Hail To The Rad Kids

The Belfast girl who painted a van Gogh mural on her bedroom wall

Meet Alyson Peabody, painter and theater kid
Fri, 04/08/2016 - 10:00am

    BELFAST — Like most teenagers, Alyson Peabody asked her parents if she could have the choice in painting her bedroom walls. Sure, they said. But, when they walked in later that night, they were stunned to see she’d painted a mural from Vincent van Gogh’s famous painting, the Starry Night, on one bedroom wall.

    “They just stood there and said, ‘Oh. OK, not what we expected,’” she said.

    However, given her level of talent, they were not unhappy. Later that night, she painted a rainy city on another wall and a woman in a dress that looks like a peacock on the third.

    “When I look at them, I just imagine all of the other images that I want to paint someday when I live in my own house, or I think of all of the backdrops I want to paint as a set designer,” she said.

    She submitted her first piece to Waterfall Arts Student Gallery of a woman sipping a cup of tea which she called “Tea-rrific.”

    “I saw this photo on Pinterest of a woman looking over her teacup with sort of this sly smile. I really like working with faces. There was just something about hers that was very happy and I wanted to paint it.”

    Scrolling through her portfolio, it’s obvious she’s drawn to subject’s eyes.

    “I put a lot of attention to detail in those,” she said.

    In one of her drawings, it’s obvious the subject is Audrey Hepburn.

    “This was the first time I had worked with charcoal in a few years, so this drawing was mostly experimentation. I really enjoy drawing and painting faces (and I had just watched Roman Holiday) so Hepburn was the first person that I thought of drawing.”

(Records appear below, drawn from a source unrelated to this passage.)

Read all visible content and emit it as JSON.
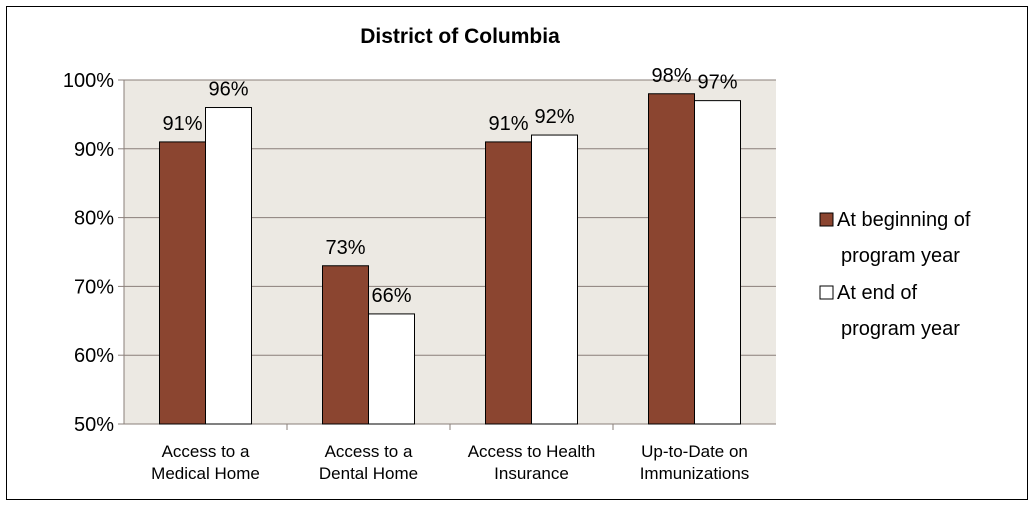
{
  "chart_data": {
    "type": "bar",
    "title": "District of Columbia",
    "categories": [
      [
        "Access to a",
        "Medical Home"
      ],
      [
        "Access to a",
        "Dental Home"
      ],
      [
        "Access to Health",
        "Insurance"
      ],
      [
        "Up-to-Date on",
        "Immunizations"
      ]
    ],
    "series": [
      {
        "name": "At beginning of program year",
        "legend_lines": [
          "At beginning of",
          "program year"
        ],
        "values": [
          91,
          73,
          91,
          98
        ],
        "labels": [
          "91%",
          "73%",
          "91%",
          "98%"
        ],
        "color": "#8b4530"
      },
      {
        "name": "At end of program year",
        "legend_lines": [
          "At end of",
          "program year"
        ],
        "values": [
          96,
          66,
          92,
          97
        ],
        "labels": [
          "96%",
          "66%",
          "92%",
          "97%"
        ],
        "color": "#ffffff"
      }
    ],
    "ylim": [
      50,
      100
    ],
    "yticks": [
      50,
      60,
      70,
      80,
      90,
      100
    ],
    "ytick_labels": [
      "50%",
      "60%",
      "70%",
      "80%",
      "90%",
      "100%"
    ],
    "plot_background": "#ece9e3",
    "grid": true,
    "legend_position": "right",
    "xlabel": "",
    "ylabel": ""
  }
}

    The Belfast senior at BAHS is largely self-taught.

    “I’ve only taken one arts class here and it was crafts,” she laughed. “I really like working with acrylics, but I also like oil pastels too; that’s a lot of fun.”

    In her crafts class, she was assigned the project of making a plaster of Paris mold of her face and to make a mask out of it.

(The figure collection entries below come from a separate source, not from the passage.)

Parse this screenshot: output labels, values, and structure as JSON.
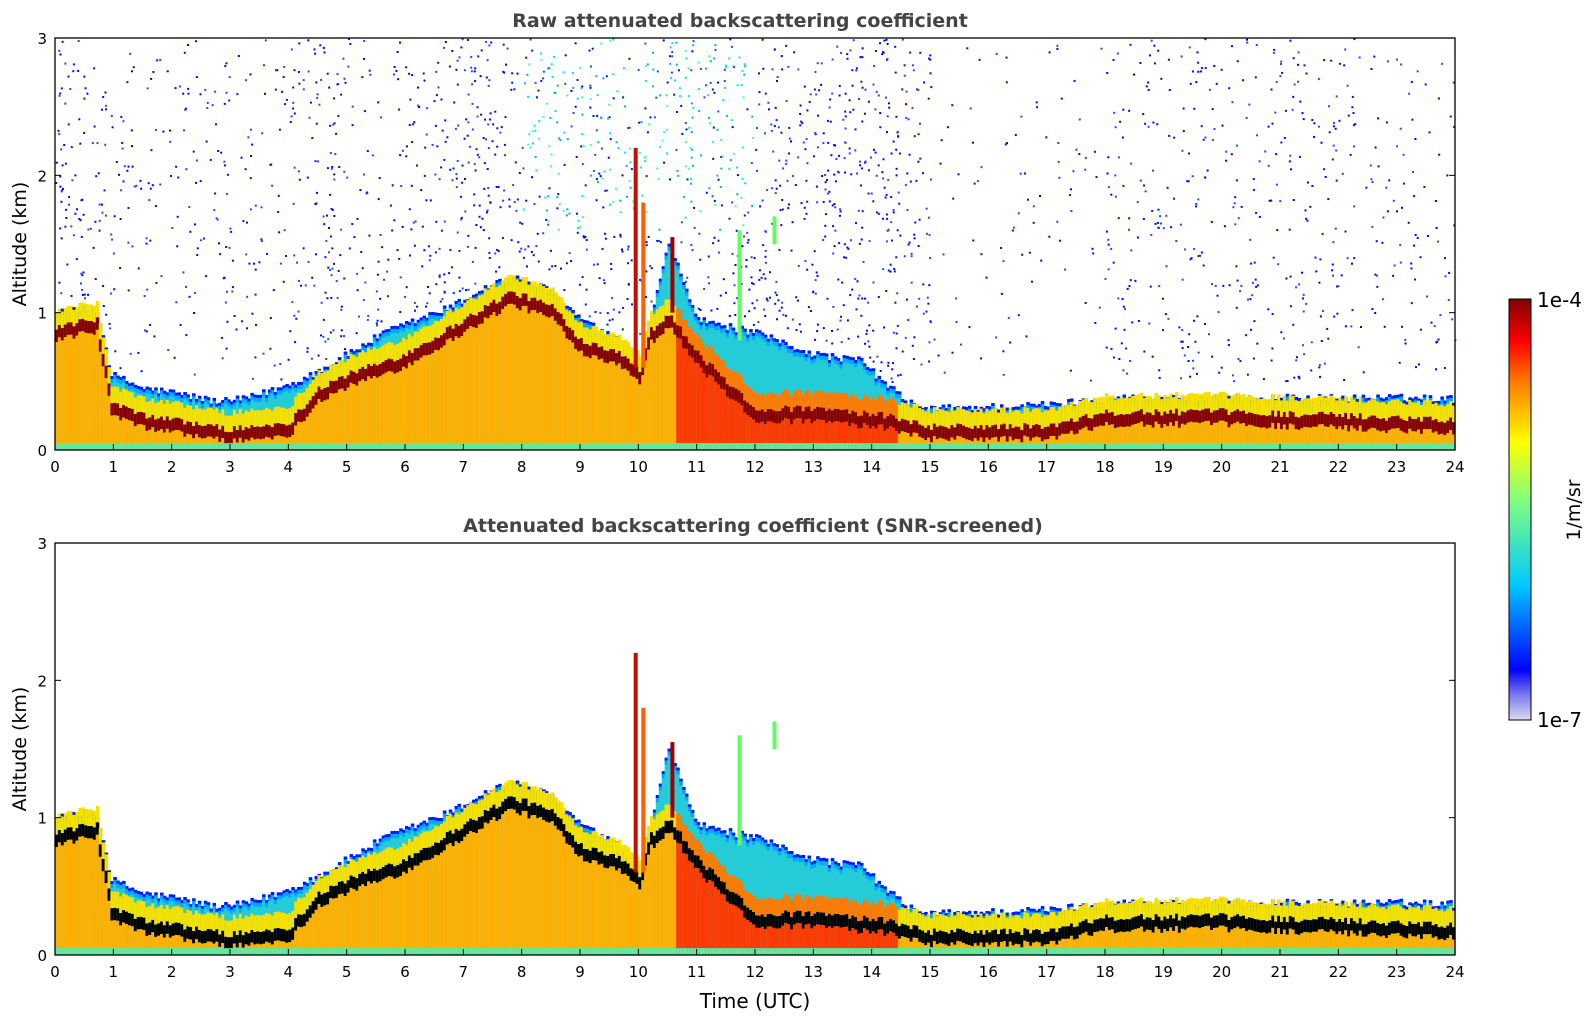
{
  "chart_data": [
    {
      "type": "heatmap",
      "title": "Raw attenuated backscattering coefficient",
      "xlabel": "",
      "ylabel": "Altitude (km)",
      "xlim": [
        0,
        24
      ],
      "ylim": [
        0,
        3
      ],
      "x_ticks": [
        "0",
        "1",
        "2",
        "3",
        "4",
        "5",
        "6",
        "7",
        "8",
        "9",
        "10",
        "11",
        "12",
        "13",
        "14",
        "15",
        "16",
        "17",
        "18",
        "19",
        "20",
        "21",
        "22",
        "23",
        "24"
      ],
      "y_ticks": [
        "0",
        "1",
        "2",
        "3"
      ],
      "noise_mask": false,
      "layer_top_km": [
        {
          "t": 0,
          "h": 1.0
        },
        {
          "t": 0.7,
          "h": 1.03
        },
        {
          "t": 0.95,
          "h": 0.55
        },
        {
          "t": 1.5,
          "h": 0.45
        },
        {
          "t": 2,
          "h": 0.42
        },
        {
          "t": 2.8,
          "h": 0.35
        },
        {
          "t": 3.3,
          "h": 0.38
        },
        {
          "t": 4,
          "h": 0.48
        },
        {
          "t": 4.6,
          "h": 0.6
        },
        {
          "t": 5,
          "h": 0.7
        },
        {
          "t": 5.6,
          "h": 0.85
        },
        {
          "t": 6.2,
          "h": 0.95
        },
        {
          "t": 6.8,
          "h": 1.05
        },
        {
          "t": 7.5,
          "h": 1.22
        },
        {
          "t": 8,
          "h": 1.25
        },
        {
          "t": 8.5,
          "h": 1.15
        },
        {
          "t": 9,
          "h": 0.95
        },
        {
          "t": 9.6,
          "h": 0.8
        },
        {
          "t": 10,
          "h": 0.6
        },
        {
          "t": 10.5,
          "h": 1.5
        },
        {
          "t": 11,
          "h": 0.95
        },
        {
          "t": 12,
          "h": 0.85
        },
        {
          "t": 13,
          "h": 0.7
        },
        {
          "t": 13.8,
          "h": 0.65
        },
        {
          "t": 14.3,
          "h": 0.45
        },
        {
          "t": 14.8,
          "h": 0.3
        },
        {
          "t": 17,
          "h": 0.33
        },
        {
          "t": 18,
          "h": 0.38
        },
        {
          "t": 20,
          "h": 0.38
        },
        {
          "t": 22,
          "h": 0.38
        },
        {
          "t": 23.5,
          "h": 0.38
        },
        {
          "t": 24,
          "h": 0.37
        }
      ],
      "strong_layer_km": [
        {
          "t": 0,
          "h": 0.9
        },
        {
          "t": 0.7,
          "h": 0.95
        },
        {
          "t": 0.95,
          "h": 0.35
        },
        {
          "t": 1.5,
          "h": 0.25
        },
        {
          "t": 2,
          "h": 0.22
        },
        {
          "t": 3,
          "h": 0.15
        },
        {
          "t": 4,
          "h": 0.2
        },
        {
          "t": 4.5,
          "h": 0.45
        },
        {
          "t": 5,
          "h": 0.55
        },
        {
          "t": 6,
          "h": 0.7
        },
        {
          "t": 7,
          "h": 0.95
        },
        {
          "t": 7.8,
          "h": 1.15
        },
        {
          "t": 8.5,
          "h": 1.05
        },
        {
          "t": 9,
          "h": 0.8
        },
        {
          "t": 9.8,
          "h": 0.7
        },
        {
          "t": 10.5,
          "h": 1.0
        },
        {
          "t": 11,
          "h": 0.7
        },
        {
          "t": 12,
          "h": 0.3
        },
        {
          "t": 13,
          "h": 0.3
        },
        {
          "t": 14.2,
          "h": 0.25
        },
        {
          "t": 15,
          "h": 0.17
        },
        {
          "t": 17,
          "h": 0.17
        },
        {
          "t": 18,
          "h": 0.27
        },
        {
          "t": 20,
          "h": 0.28
        },
        {
          "t": 22,
          "h": 0.25
        },
        {
          "t": 24,
          "h": 0.22
        }
      ]
    },
    {
      "type": "heatmap",
      "title": "Attenuated backscattering coefficient (SNR-screened)",
      "xlabel": "Time (UTC)",
      "ylabel": "Altitude (km)",
      "xlim": [
        0,
        24
      ],
      "ylim": [
        0,
        3
      ],
      "x_ticks": [
        "0",
        "1",
        "2",
        "3",
        "4",
        "5",
        "6",
        "7",
        "8",
        "9",
        "10",
        "11",
        "12",
        "13",
        "14",
        "15",
        "16",
        "17",
        "18",
        "19",
        "20",
        "21",
        "22",
        "23",
        "24"
      ],
      "y_ticks": [
        "0",
        "1",
        "2",
        "3"
      ],
      "noise_mask": true
    }
  ],
  "colorbar": {
    "label": "1/m/sr",
    "max_label": "1e-4",
    "min_label": "1e-7",
    "scale": "log",
    "range": [
      1e-07,
      0.0001
    ],
    "colormap": "jet",
    "colors": [
      "#dcdcf0",
      "#0000ff",
      "#00c8ff",
      "#7fff7f",
      "#ffff00",
      "#ff7f00",
      "#ff0000",
      "#7f0000"
    ]
  }
}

    “I toyed with many different ideas before I settled on creating the Medusa-like one. I wanted to incorporate nature into the face while keeping a relatively realistic look to the mask's flesh, so I decided to have the flowers sprouting from the eye sockets like the face is overflowing with natural beauty.”

    Peabody is naturally drawn to the creative arts and is into theater as well.

    “I've been involved in more than 12 shows as an actress, and one show as a stage manager. I am currently involved in the BAHS production of Willy Wonka and the Chocolate Factory where I will be portraying Willy Wonka/Candy Man, as well as help design set and props.”

    Well, as they say, the eyes have it.